TechRadar, which is published by U.K.-based Future, has redesigned its site to emphasize this drive. It has built its own e-commerce and affiliate marketing software that it hopes will generate over £1 million. TechRadar is the first site to use the new software, and others in Future’s stable of 30 titles are expected to follow.
TechRadar now has purchase recommendations embedded throughout its reviews. For instance, yesterday’s “PS4 vs Xbox One: which is better?” was accompanied a right-rail box with pricing information for the Xbox from retailers like Amazon, Walmart, Best Buy, GameStop. Inside the product reviews are further affiliate links to buy the products.
The next phase of the launch will include an enhanced phone comparison service, which will enable phone buyers to more easily browse multiple phone deals, comparing offers to help make informed decisions alongside TechRadar’s reviews.
TechRadar claims to be the leading U.K. tech review site.
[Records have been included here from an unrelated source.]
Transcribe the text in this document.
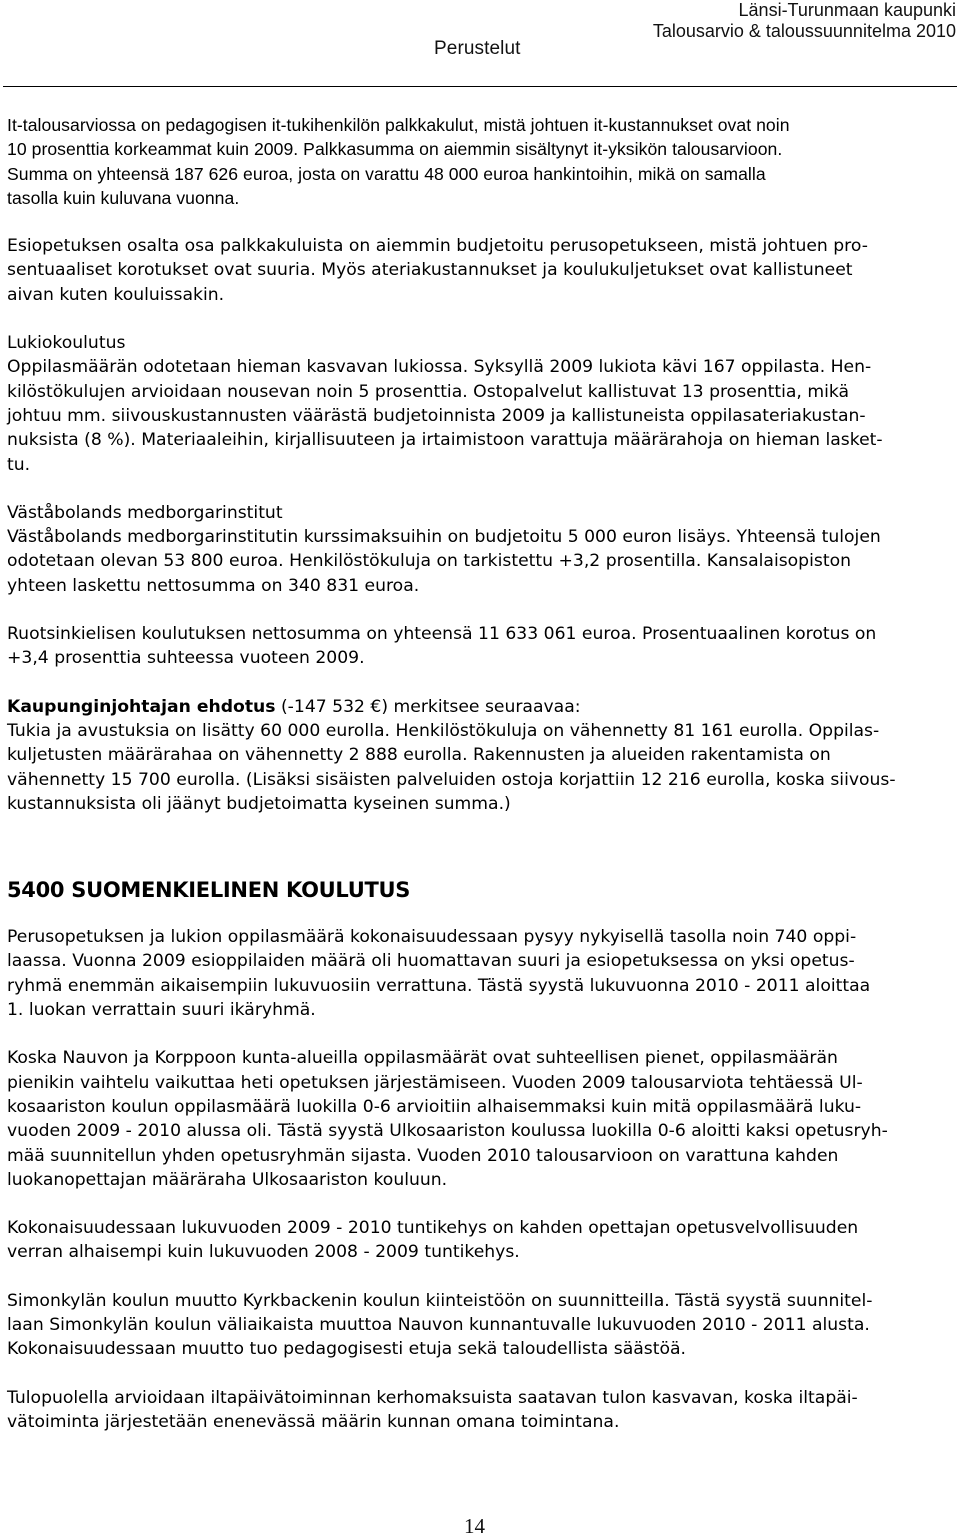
Perustelut
Länsi-Turunmaan kaupunki
Talousarvio & taloussuunnitelma 2010

It-talousarviossa on pedagogisen it-tukihenkilön palkkakulut, mistä johtuen it-kustannukset ovat noin
10 prosenttia korkeammat kuin 2009. Palkkasumma on aiemmin sisältynyt it-yksikön talousarvioon.
Summa on yhteensä 187 626 euroa, josta on varattu 48 000 euroa hankintoihin, mikä on samalla
tasolla kuin kuluvana vuonna.

Esiopetuksen osalta osa palkkakuluista on aiemmin budjetoitu perusopetukseen, mistä johtuen pro-
sentuaaliset korotukset ovat suuria. Myös ateriakustannukset ja koulukuljetukset ovat kallistuneet
aivan kuten kouluissakin.

Lukiokoulutus
Oppilasmäärän odotetaan hieman kasvavan lukiossa. Syksyllä 2009 lukiota kävi 167 oppilasta. Hen-
kilöstökulujen arvioidaan nousevan noin 5 prosenttia. Ostopalvelut kallistuvat 13 prosenttia, mikä
johtuu mm. siivouskustannusten väärästä budjetoinnista 2009 ja kallistuneista oppilasateriakustan-
nuksista (8 %). Materiaaleihin, kirjallisuuteen ja irtaimistoon varattuja määrärahoja on hieman lasket-
tu.

Väståbolands medborgarinstitut
Väståbolands medborgarinstitutin kurssimaksuihin on budjetoitu 5 000 euron lisäys. Yhteensä tulojen
odotetaan olevan 53 800 euroa. Henkilöstökuluja on tarkistettu +3,2 prosentilla. Kansalaisopiston
yhteen laskettu nettosumma on 340 831 euroa.

Ruotsinkielisen koulutuksen nettosumma on yhteensä 11 633 061 euroa. Prosentuaalinen korotus on
+3,4 prosenttia suhteessa vuoteen 2009.

Kaupunginjohtajan ehdotus (-147 532 €) merkitsee seuraavaa:
Tukia ja avustuksia on lisätty 60 000 eurolla. Henkilöstökuluja on vähennetty 81 161 eurolla. Oppilas-
kuljetusten määrärahaa on vähennetty 2 888 eurolla. Rakennusten ja alueiden rakentamista on
vähennetty 15 700 eurolla. (Lisäksi sisäisten palveluiden ostoja korjattiin 12 216 eurolla, koska siivous-
kustannuksista oli jäänyt budjetoimatta kyseinen summa.)

5400 SUOMENKIELINEN KOULUTUS

Perusopetuksen ja lukion oppilasmäärä kokonaisuudessaan pysyy nykyisellä tasolla noin 740 oppi-
laassa. Vuonna 2009 esioppilaiden määrä oli huomattavan suuri ja esiopetuksessa on yksi opetus-
ryhmä enemmän aikaisempiin lukuvuosiin verrattuna. Tästä syystä lukuvuonna 2010 - 2011 aloittaa
1. luokan verrattain suuri ikäryhmä.

Koska Nauvon ja Korppoon kunta-alueilla oppilasmäärät ovat suhteellisen pienet, oppilasmäärän
pienikin vaihtelu vaikuttaa heti opetuksen järjestämiseen. Vuoden 2009 talousarviota tehtäessä Ul-
kosaariston koulun oppilasmäärä luokilla 0-6 arvioitiin alhaisemmaksi kuin mitä oppilasmäärä luku-
vuoden 2009 - 2010 alussa oli. Tästä syystä Ulkosaariston koulussa luokilla 0-6 aloitti kaksi opetusryh-
mää suunnitellun yhden opetusryhmän sijasta. Vuoden 2010 talousarvioon on varattuna kahden
luokanopettajan määräraha Ulkosaariston kouluun.

Kokonaisuudessaan lukuvuoden 2009 - 2010 tuntikehys on kahden opettajan opetusvelvollisuuden
verran alhaisempi kuin lukuvuoden 2008 - 2009 tuntikehys.

Simonkylän koulun muutto Kyrkbackenin koulun kiinteistöön on suunnitteilla. Tästä syystä suunnitel-
laan Simonkylän koulun väliaikaista muuttoa Nauvon kunnantuvalle lukuvuoden 2010 - 2011 alusta.
Kokonaisuudessaan muutto tuo pedagogisesti etuja sekä taloudellista säästöä.

Tulopuolella arvioidaan iltapäivätoiminnan kerhomaksuista saatavan tulon kasvavan, koska iltapäi-
vätoiminta järjestetään enenevässä määrin kunnan omana toimintana.

14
It scored 2 million desktop visitors in the UK during December 2014, according to comScore. (TechRadar claims 20 million per month globally, as measured by its analytics software.)
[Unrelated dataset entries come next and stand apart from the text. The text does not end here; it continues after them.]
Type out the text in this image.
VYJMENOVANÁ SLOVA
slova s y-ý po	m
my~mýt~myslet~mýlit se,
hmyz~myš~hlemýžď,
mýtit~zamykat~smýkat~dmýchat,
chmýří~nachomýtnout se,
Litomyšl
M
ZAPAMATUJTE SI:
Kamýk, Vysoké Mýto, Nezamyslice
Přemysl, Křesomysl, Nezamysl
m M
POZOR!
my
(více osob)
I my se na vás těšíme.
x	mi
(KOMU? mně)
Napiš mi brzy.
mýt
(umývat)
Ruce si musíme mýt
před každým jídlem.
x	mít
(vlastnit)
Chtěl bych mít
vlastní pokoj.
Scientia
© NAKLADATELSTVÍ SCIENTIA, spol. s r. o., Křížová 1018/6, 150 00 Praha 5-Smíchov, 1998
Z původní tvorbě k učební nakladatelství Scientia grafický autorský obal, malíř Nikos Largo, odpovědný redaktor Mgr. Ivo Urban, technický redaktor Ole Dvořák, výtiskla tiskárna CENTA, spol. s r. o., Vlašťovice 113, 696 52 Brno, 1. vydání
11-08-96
Like most publishers, Future is looking for new avenues for revenue growth. Last year, it cut over 400 jobs following a loss of £35.4m last year. As well as focusing on content marketing services to make up the shortfall, part of its strategy will consist of doubling down on e-commerce.
“Display advertising remains the most important revenue model for the majority of the Internet, including us, but TechRadar has been lucky to be at the forefront of affiliate deals. What we’re trying to do is benefit the users,” said TechRadar global editor-in-chief Patrick Goss. “Given we’re principally a review site, telling people why this phone is better than the other is great, but being able to tell them where they can buy that phone as well is a whole other level of user service.”
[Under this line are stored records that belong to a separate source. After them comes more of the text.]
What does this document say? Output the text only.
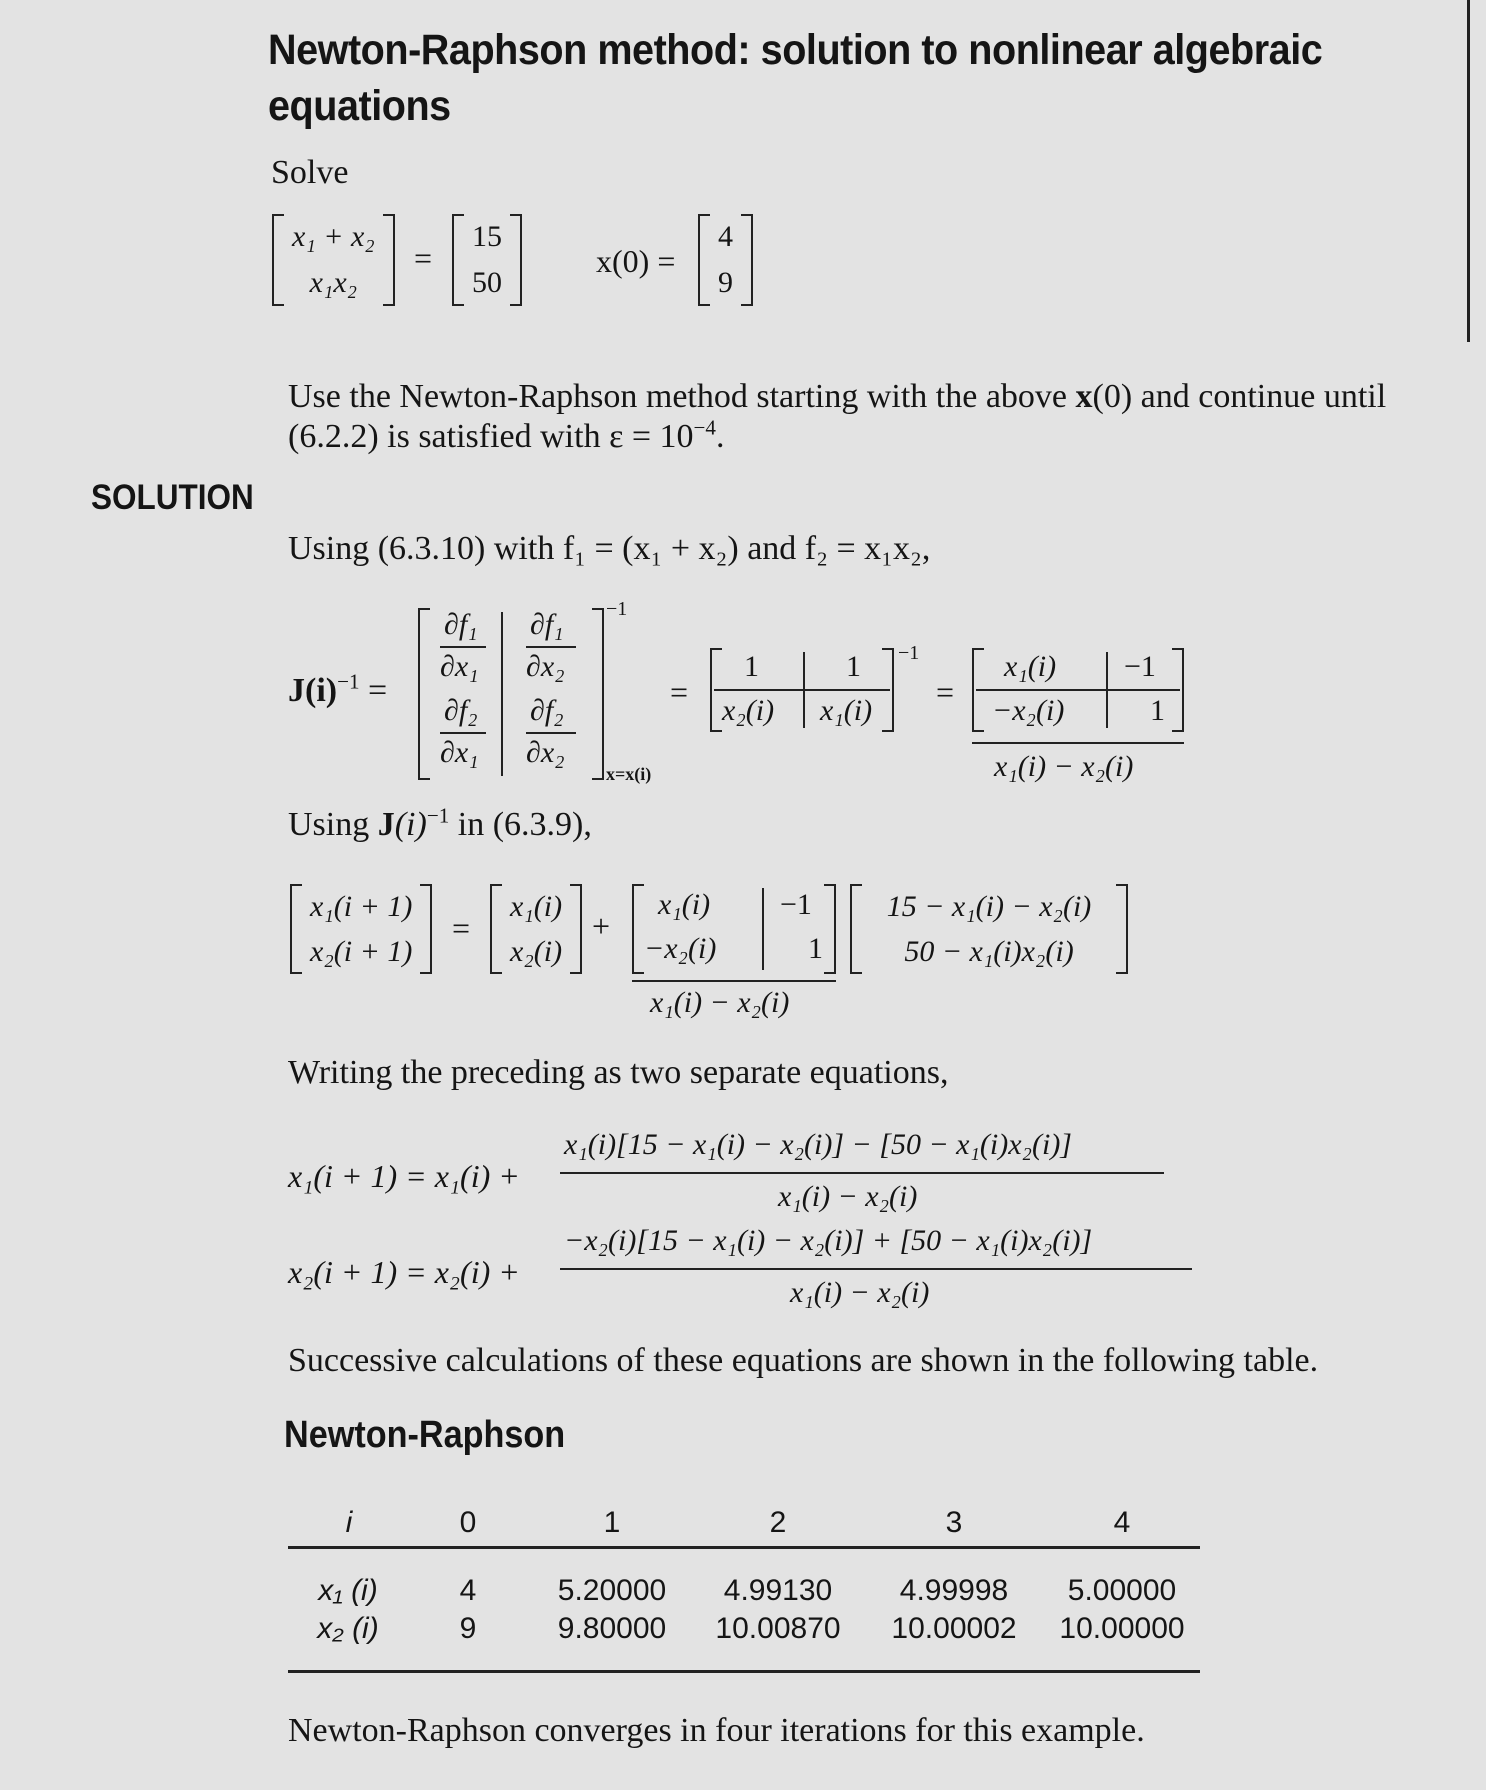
Newton-Raphson method: solution to nonlinear algebraic equations
Solve
x₁ + x₂
x₁x₂
=
15
50
x(0) =
4
9
Use the Newton-Raphson method starting with the above x(0) and continue until
(6.2.2) is satisfied with $\varepsilon = 10^{-4}$.
SOLUTION
Using (6.3.10) with f₁ = (x₁ + x₂) and f₂ = x₁x₂,
$J(i)^{-1}$ =
∂f₁
∂x₁
∂f₁
∂x₂
∂f₂
∂x₁
∂f₂
∂x₂
−1
x=x(i)
=
1	1
x₂(i) x₁(i)
−1
=
x₁(i) −1
−x₂(i)	1
x₁(i) − x₂(i)
Using $J(i)^{-1}$ in (6.3.9),
x₁(i + 1)
x₂(i + 1)
=
x₁(i)
x₂(i)
+
x₁(i) −1
−x₂(i)	1
x₁(i) − x₂(i)
15 − x₁(i) − x₂(i)
50 − x₁(i)x₂(i)
Writing the preceding as two separate equations,
x₁(i + 1) = x₁(i) +
x₁(i)[15 − x₁(i) − x₂(i)] − [50 − x₁(i)x₂(i)]
x₁(i) − x₂(i)
x₂(i + 1) = x₂(i) +
−x₂(i)[15 − x₁(i) − x₂(i)] + [50 − x₁(i)x₂(i)]
x₁(i) − x₂(i)
Successive calculations of these equations are shown in the following table.
Newton-Raphson
i	0	1	2	3	4
x₁ (i)	4	5.20000 4.99130 4.99998 5.00000
x₂ (i)	9	9.80000 10.00870 10.00002 10.00000
Newton-Raphson converges in four iterations for this example.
Future isn’t the first publisher to experiment with affiliate links. Gawker Media, for instance, has been putting affiliate links into stories across its portfolio of properties. It claims $52 million in e-commerce sales last year, and CEO Nick Denton aims to have one-third come from e-commerce eventually. In the tech category, Ziff-Davis leans on affiliate links and review site Wirecutter’s entire business model is based on driving sales from reviews.
Moves to directly tie editorial products to sales are bound to give the j-school professor crowd the willies. But Goss sees no conflict in providing useful information like pricing at retailers, even better if the publication also benefits.
“Highlighting to your users where the best deals are for something like Black Friday, which was a huge deal in the UK this year, I think is a user benefit. I’ve got no problem righting stuff that’s editorially valid that also has commercial revenue too,” he said.